Quatre mois après les annonces du plan de restructuration de deux milliards d’euros sur trois ans, la marque au losange fait une nouvelle fois parler d’elle. En cause, la tenue, le 29 septembre, au siège du groupe Renault, à Boulogne-Billancourt (Hauts-de-Seine), du comité central social et économique (CCSE) du fabricant automobile. Ce dernier résulte d’un accord de méthode demandé par les syndicats et signé le 24 juillet pour évoquer le plan d’économie en France.

Alors que la CGT et la CFDT de Renault-Flins espéraient des annonces sur le maintien des 4 200 emplois environ dans leur usine vouée à cesser la production automobile, pour se tourner vers des activités de reconditionnement, les déceptions étaient nombreuses pour ces deux syndicats qui auraient appris que les décisions centrales du groupe seraient désormais prises à l’échelle locale.

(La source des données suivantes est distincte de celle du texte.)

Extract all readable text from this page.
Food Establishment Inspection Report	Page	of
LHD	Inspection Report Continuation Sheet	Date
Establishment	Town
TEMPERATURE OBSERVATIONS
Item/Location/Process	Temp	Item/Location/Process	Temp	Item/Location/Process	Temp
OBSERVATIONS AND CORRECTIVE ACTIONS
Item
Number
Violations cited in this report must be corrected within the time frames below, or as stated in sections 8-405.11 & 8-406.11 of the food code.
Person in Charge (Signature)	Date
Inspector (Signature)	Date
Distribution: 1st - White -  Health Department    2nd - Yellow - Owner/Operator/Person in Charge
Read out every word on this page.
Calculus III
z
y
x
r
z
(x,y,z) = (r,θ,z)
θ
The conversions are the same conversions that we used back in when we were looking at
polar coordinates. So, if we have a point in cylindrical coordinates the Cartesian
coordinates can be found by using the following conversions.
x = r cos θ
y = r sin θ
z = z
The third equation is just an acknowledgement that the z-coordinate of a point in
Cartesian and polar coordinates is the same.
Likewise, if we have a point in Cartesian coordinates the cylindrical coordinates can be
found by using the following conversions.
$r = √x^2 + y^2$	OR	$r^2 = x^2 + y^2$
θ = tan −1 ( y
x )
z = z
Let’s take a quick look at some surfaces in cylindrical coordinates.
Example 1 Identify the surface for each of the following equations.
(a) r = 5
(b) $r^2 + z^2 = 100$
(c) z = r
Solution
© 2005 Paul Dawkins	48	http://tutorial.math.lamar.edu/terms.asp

« Ce matin, la montagne a accouché d’une souris, déplore le délégué syndical CGT de Renault-Flins, Ali Kaya, lors d’une conférence de presse organisée pendant un débrayage durant l’après-midi du mardi 29 septembre. Ils ont juste annoncé qu’ils maintenaient leurs programmes de suppression de postes et de fermeture d’usine mais que cela ne sera pas discuté centralement. » Pour Ali Kaya, cette décision renvoie donc « à des discussions locales comme si c’étaient les directeurs de site qui allaient décider de leur sort et que ce ne serait pas Luca de Meo », le directeur général de Renault, entré officiellement en fonction le 1er juillet 2020 après sa nomination le 28 janvier à ce poste.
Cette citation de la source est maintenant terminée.